To determine which camera had to cover the greatest angle, we need to find the angles between the cameras.
Using the Law of Cosines, we can find the angles:
For Camera 1:
Let the angles be denoted as follows:
A = angle at Camera 1
B = angle at Camera 2
C = angle at Camera 3
We have the following information:
Side a = 122 ft (opposite A)
Side b = 139 ft (opposite B)
Side c = 151 ft (opposite C)
Using the Law of Cosines:
c^2 = a^2 + b^2 - 2ab * cos(C)
151^2 = 122^2 + 139^2 - 2(122)(139) * cos(C)

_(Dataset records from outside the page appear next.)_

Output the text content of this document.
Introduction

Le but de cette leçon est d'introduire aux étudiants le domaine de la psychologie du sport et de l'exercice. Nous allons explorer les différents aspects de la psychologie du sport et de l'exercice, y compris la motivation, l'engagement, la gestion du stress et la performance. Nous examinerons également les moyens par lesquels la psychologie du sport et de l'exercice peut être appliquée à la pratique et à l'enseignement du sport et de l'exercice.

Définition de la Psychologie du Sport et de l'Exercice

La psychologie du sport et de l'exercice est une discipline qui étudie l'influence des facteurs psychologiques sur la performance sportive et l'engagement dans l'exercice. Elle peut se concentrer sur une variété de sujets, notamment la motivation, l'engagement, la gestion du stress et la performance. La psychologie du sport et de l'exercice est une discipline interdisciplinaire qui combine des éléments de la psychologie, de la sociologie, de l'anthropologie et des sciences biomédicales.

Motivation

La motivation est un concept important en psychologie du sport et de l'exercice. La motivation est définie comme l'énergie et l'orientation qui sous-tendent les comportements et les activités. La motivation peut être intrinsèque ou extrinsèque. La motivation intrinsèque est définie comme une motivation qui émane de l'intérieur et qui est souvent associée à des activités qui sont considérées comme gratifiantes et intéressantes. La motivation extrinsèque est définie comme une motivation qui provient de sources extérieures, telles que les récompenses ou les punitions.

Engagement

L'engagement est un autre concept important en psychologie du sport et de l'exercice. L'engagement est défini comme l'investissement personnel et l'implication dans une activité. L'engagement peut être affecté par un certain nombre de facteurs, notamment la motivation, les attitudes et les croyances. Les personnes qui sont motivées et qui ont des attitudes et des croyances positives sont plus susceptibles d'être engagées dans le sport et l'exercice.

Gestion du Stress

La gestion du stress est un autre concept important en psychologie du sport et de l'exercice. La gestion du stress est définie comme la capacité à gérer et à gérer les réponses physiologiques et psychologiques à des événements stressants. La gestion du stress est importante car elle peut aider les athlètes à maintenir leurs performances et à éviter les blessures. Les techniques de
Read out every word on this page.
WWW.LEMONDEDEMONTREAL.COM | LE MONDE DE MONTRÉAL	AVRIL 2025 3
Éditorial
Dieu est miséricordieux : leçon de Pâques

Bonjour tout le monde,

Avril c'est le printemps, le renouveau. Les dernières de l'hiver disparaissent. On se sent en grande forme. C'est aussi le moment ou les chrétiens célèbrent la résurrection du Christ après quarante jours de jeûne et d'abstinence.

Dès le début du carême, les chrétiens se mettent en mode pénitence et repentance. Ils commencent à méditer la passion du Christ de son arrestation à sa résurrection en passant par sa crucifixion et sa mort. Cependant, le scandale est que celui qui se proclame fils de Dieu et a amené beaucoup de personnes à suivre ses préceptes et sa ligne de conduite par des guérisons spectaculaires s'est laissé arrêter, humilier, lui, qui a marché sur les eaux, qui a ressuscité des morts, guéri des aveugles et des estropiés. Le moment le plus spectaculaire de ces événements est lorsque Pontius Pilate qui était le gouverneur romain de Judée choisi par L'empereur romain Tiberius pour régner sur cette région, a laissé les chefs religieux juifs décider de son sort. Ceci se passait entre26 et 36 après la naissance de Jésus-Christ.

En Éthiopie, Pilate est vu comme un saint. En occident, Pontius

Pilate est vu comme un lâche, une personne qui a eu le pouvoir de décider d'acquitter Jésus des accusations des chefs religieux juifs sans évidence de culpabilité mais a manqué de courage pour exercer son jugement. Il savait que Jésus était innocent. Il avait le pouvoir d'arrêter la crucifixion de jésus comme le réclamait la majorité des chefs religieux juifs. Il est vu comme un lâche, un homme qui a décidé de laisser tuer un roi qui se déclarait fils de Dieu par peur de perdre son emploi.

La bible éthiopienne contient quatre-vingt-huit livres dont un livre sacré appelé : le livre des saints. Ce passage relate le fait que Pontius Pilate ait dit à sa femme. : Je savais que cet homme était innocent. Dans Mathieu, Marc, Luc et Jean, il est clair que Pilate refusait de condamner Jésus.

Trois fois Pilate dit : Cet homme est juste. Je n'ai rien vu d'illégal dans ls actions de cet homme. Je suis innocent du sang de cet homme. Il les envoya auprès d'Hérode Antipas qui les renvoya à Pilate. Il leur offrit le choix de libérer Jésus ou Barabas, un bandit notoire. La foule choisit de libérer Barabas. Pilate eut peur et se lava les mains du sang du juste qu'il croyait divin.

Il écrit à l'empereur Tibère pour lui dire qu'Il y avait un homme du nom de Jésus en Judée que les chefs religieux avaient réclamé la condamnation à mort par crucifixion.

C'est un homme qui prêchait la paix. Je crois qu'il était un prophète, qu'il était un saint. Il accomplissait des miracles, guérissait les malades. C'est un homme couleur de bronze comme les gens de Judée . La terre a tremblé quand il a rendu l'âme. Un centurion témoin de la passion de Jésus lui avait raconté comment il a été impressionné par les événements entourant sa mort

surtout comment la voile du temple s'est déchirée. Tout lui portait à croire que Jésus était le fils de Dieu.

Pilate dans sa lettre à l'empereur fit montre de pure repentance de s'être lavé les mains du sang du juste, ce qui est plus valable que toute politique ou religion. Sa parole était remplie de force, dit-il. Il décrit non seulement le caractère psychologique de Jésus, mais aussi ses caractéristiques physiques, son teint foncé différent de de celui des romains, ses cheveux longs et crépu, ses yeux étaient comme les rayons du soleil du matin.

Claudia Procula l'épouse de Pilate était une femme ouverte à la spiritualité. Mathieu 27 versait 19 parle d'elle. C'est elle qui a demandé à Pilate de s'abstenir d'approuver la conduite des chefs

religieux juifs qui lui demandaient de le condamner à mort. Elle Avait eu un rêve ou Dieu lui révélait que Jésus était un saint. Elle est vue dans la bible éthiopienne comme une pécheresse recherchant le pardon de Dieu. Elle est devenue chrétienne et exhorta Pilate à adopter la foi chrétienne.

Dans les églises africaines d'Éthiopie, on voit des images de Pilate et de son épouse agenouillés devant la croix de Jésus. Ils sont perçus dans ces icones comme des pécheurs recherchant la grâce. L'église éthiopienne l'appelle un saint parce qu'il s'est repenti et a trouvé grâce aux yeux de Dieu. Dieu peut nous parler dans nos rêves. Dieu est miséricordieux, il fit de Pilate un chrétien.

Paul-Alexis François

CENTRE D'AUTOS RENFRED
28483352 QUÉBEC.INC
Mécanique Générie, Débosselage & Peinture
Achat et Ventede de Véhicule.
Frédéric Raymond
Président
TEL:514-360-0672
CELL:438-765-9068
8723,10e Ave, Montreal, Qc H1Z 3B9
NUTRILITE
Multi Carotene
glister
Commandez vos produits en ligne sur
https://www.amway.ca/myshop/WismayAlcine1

2(122)(139) * cos(C) = 122^2 + 139^2 - 151^2
cos(C) = (122^2 + 139^2 - 151^2) / (2(122)(139))
cos(C) ≈ 0.468
Using the inverse cosine function (cos⁻¹) to find the angle:
C ≈ cos⁻¹(0.468)
C ≈ 63.1°
For Camera 2:
Using the Law of Cosines:
b^2 = a^2 + c^2 - 2(ac * cos(B))
139^2 = 122^2 + 151^2 - 2(122)(151) * cos(B)
cos(B) = (122^2 + 151^2 - 139^2) / (2(122)(151))
cos(B) ≈ 0.816
Using the inverse cosine function (cos⁻¹) to find the angle:
B ≈ cos⁻¹(0.816)
B ≈ 35.9°
Now that we have found the angles, we can determine which camera had to cover the greatest angle.
The greatest angle is C, which is found at Camera 3. Therefore, Camera 3 had to cover the greatest angle.